Latest Videos from CTV Saskatoon
City sues 2 companies over faulty fire hydrants in Aspen Ridge
Published Friday, December 7, 2018 6:41PM CST
Last Updated Friday, December 7, 2018 7:05PM CST
The City of Saskatoon is suing two companies for water-related issues that lasted months in the Aspen Ridge neighbourhood.
The City alleges Mueller Water Products and Wolseley Canada supplied faulty fire hydrants.
The companies were responsible for manufacturing and distributing the hydrants.
“The City has suffered losses and damages in an amount of $1 million,” according to a statement of claim.
It all goes back to hydrocarbons detected earlier this year.
From January to September of this year, people living in the Aspen Ridge neighbourhood had been dealing with contaminated water.
Water was supplied through water bottles, water trucks, and temporary water lines.
In the statement of claim, filed November 23, 2018, the City says a black oil-like substance was discovered in nine of the 12 installed fire hydrants in Aspen Ridge.
The claim reads, “Mueller and/or Wolseley knew, or ought to have known, that the hydrants would be connected to the city’s potable water system, but failed to warn the city of the potential for contamination.”
Lab tests allegedly showed the substance not only contaminated the hydrants, but also polluted main water lines.
Those results led the City to issue a Do-Not-Use order to 19 addresses in the newly constructed neighbourhood. According to the claim, 10 of the 19 homes were occupied at the time.
Residents were advised not to drink the tap water or use it to bathe.

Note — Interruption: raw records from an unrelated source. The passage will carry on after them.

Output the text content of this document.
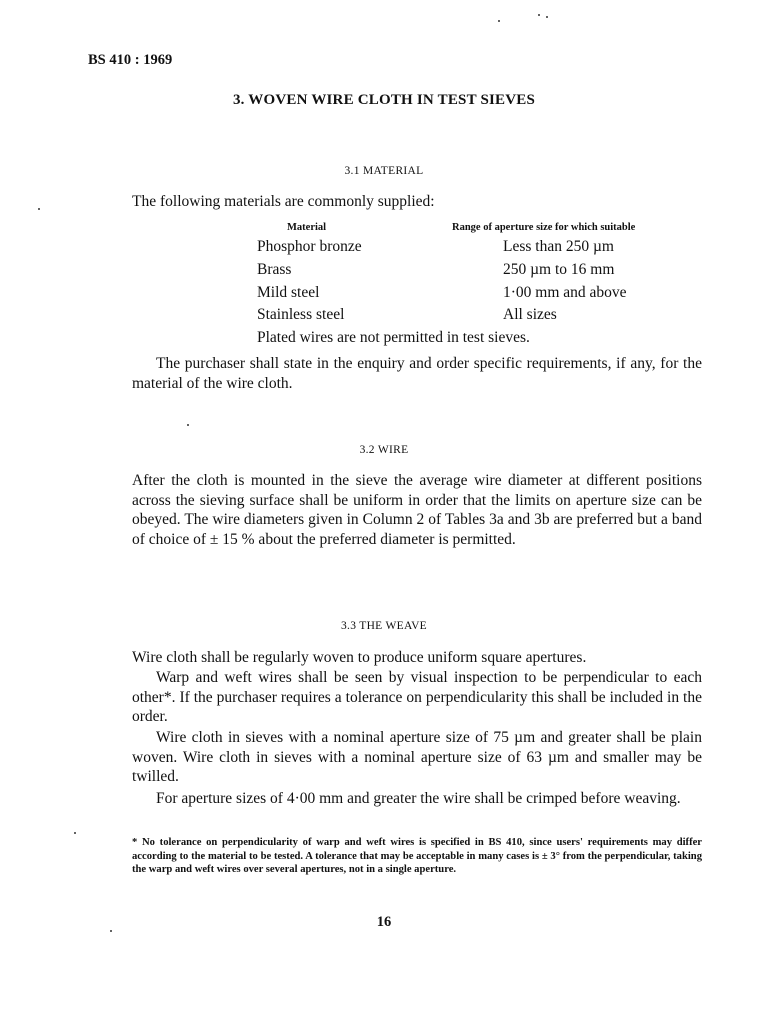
BS 410 : 1969
3. WOVEN WIRE CLOTH IN TEST SIEVES
3.1 MATERIAL
The following materials are commonly supplied:
Material	Range of aperture size for which suitable
Phosphor bronze	Less than 250 µm
Brass	250 µm to 16 mm
Mild steel	1·00 mm and above
Stainless steel	All sizes
Plated wires are not permitted in test sieves.
The purchaser shall state in the enquiry and order specific requirements, if any, for the material of the wire cloth.
3.2 WIRE
After the cloth is mounted in the sieve the average wire diameter at different positions across the sieving surface shall be uniform in order that the limits on aperture size can be obeyed. The wire diameters given in Column 2 of Tables 3a and 3b are preferred but a band of choice of ± 15 % about the preferred diameter is permitted.
3.3 THE WEAVE
Wire cloth shall be regularly woven to produce uniform square apertures.
Warp and weft wires shall be seen by visual inspection to be perpendicular to each other*. If the purchaser requires a tolerance on perpendicularity this shall be included in the order.
Wire cloth in sieves with a nominal aperture size of 75 µm and greater shall be plain woven. Wire cloth in sieves with a nominal aperture size of 63 µm and smaller may be twilled.
For aperture sizes of 4·00 mm and greater the wire shall be crimped before weaving.
* No tolerance on perpendicularity of warp and weft wires is specified in BS 410, since users' requirements may differ according to the material to be tested. A tolerance that may be acceptable in many cases is ± 3° from the perpendicular, taking the warp and weft wires over several apertures, not in a single aperture.
16
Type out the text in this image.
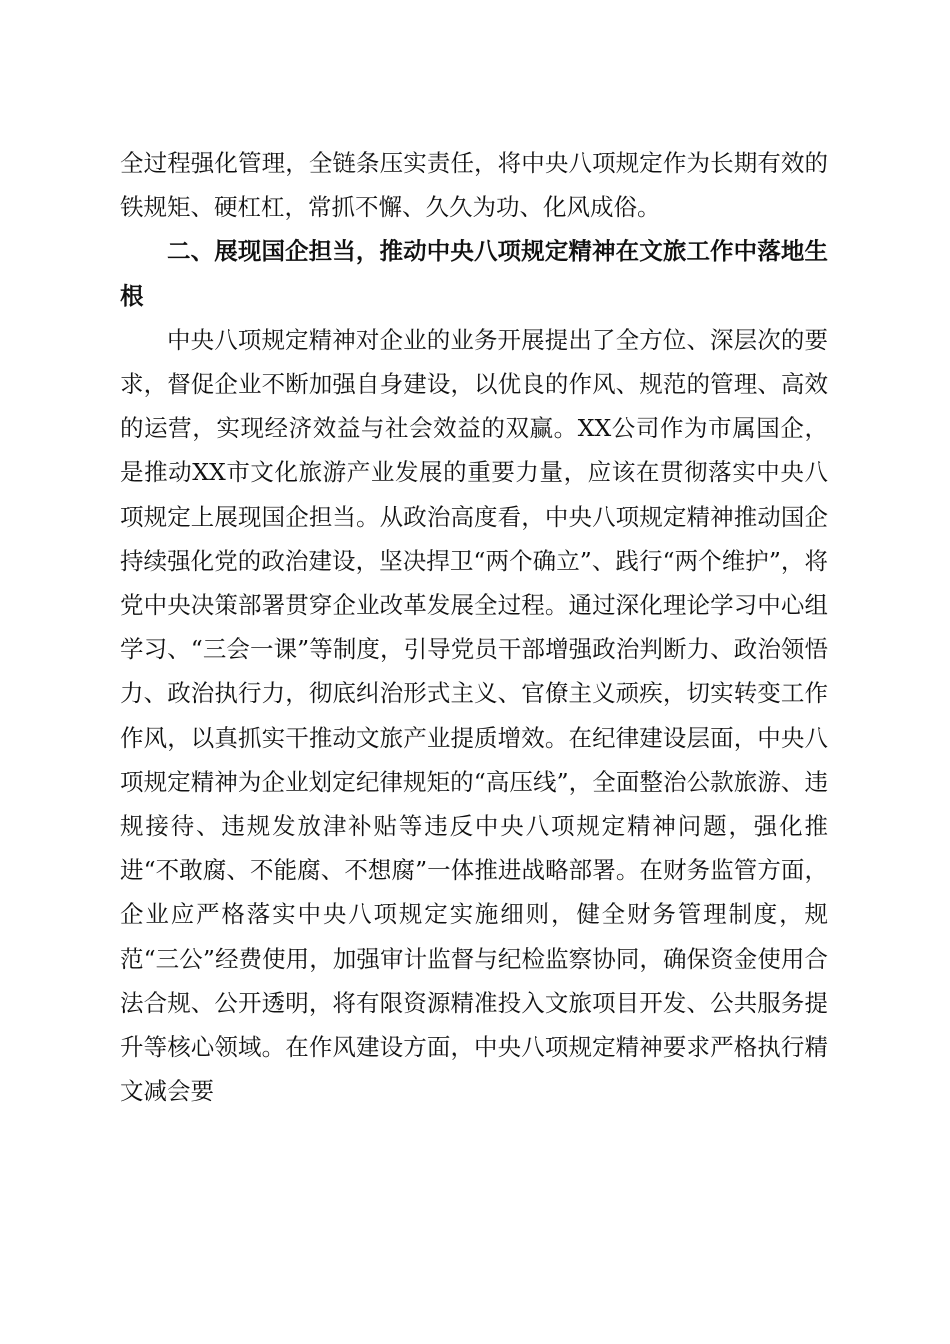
全过程强化管理，全链条压实责任，将中央八项规定作为长期有效的铁规矩、硬杠杠，常抓不懈、久久为功、化风成俗。

二、展现国企担当，推动中央八项规定精神在文旅工作中落地生根

中央八项规定精神对企业的业务开展提出了全方位、深层次的要求，督促企业不断加强自身建设，以优良的作风、规范的管理、高效的运营，实现经济效益与社会效益的双赢。XX公司作为市属国企，是推动XX市文化旅游产业发展的重要力量，应该在贯彻落实中央八项规定上展现国企担当。从政治高度看，中央八项规定精神推动国企持续强化党的政治建设，坚决捍卫“两个确立”、践行“两个维护”，将党中央决策部署贯穿企业改革发展全过程。通过深化理论学习中心组学习、“三会一课”等制度，引导党员干部增强政治判断力、政治领悟力、政治执行力，彻底纠治形式主义、官僚主义顽疾，切实转变工作作风，以真抓实干推动文旅产业提质增效。在纪律建设层面，中央八项规定精神为企业划定纪律规矩的“高压线”，全面整治公款旅游、违规接待、违规发放津补贴等违反中央八项规定精神问题，强化推进“不敢腐、不能腐、不想腐”一体推进战略部署。在财务监管方面，企业应严格落实中央八项规定实施细则，健全财务管理制度，规范“三公”经费使用，加强审计监督与纪检监察协同，确保资金使用合法合规、公开透明，将有限资源精准投入文旅项目开发、公共服务提升等核心领域。在作风建设方面，中央八项规定精神要求严格执行精文减会要
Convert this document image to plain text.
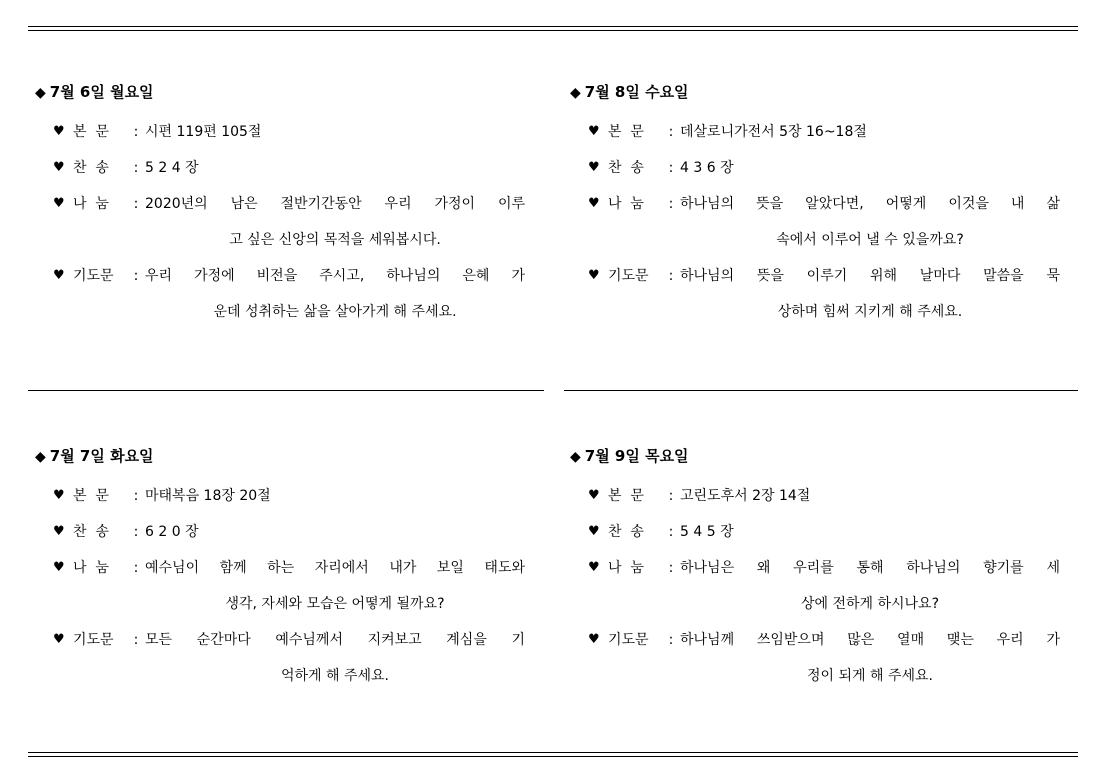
◆ 7월 6일 월요일
♥ 본  문	: 시편 119편 105절
♥ 찬  송	: 5 2 4 장
♥ 나  눔	: 2020년의 남은 절반기간동안 우리 가정이 이루
고 싶은 신앙의 목적을 세워봅시다.
♥ 기도문	: 우리 가정에 비전을 주시고, 하나님의 은혜 가
운데 성취하는 삶을 살아가게 해 주세요.
◆ 7월 8일 수요일
♥ 본  문	: 데살로니가전서 5장 16~18절
♥ 찬  송	: 4 3 6 장
♥ 나  눔	: 하나님의 뜻을 알았다면, 어떻게 이것을 내 삶
속에서 이루어 낼 수 있을까요?
♥ 기도문	: 하나님의 뜻을 이루기 위해 날마다 말씀을 묵
상하며 힘써 지키게 해 주세요.
◆ 7월 7일 화요일
♥ 본  문	: 마태복음 18장 20절
♥ 찬  송	: 6 2 0 장
♥ 나  눔	: 예수님이 함께 하는 자리에서 내가 보일 태도와
생각, 자세와 모습은 어떻게 될까요?
♥ 기도문	: 모든 순간마다 예수님께서 지켜보고 계심을 기
억하게 해 주세요.
◆ 7월 9일 목요일
♥ 본  문	: 고린도후서 2장 14절
♥ 찬  송	: 5 4 5 장
♥ 나  눔	: 하나님은 왜 우리를 통해 하나님의 향기를 세
상에 전하게 하시나요?
♥ 기도문	: 하나님께 쓰임받으며 많은 열매 맺는 우리 가
정이 되게 해 주세요.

CTV spoke to several people in the area who said they recently moved in and experienced the inconvenience towards the end of the problem.
Brandon Linn moved into the neighbourhood in September and said he only dealt with the tail-end of water issues.
“You know these people move into their houses expecting everything to be in proper working order. Whether that be water, electrical, or anything like that. You don’t want to have to spend anywhere from $400,000 to $600,000 on a house and then have to deal with problems like that,” Linn said.
CTV reached out to both Mueller and Wolseley for comment.
“We have been made aware of the claim, but have yet to be formally served. We do not provide any comment on matters before the court or involving pending litigation,” Deborah Roberts, Communications Manager with Wolseley, said in an e-mailed statement.
CTV has not yet heard back from Mueller.
The extent of the alleged contamination isn’t yet known. None of the allegations have been proven in court.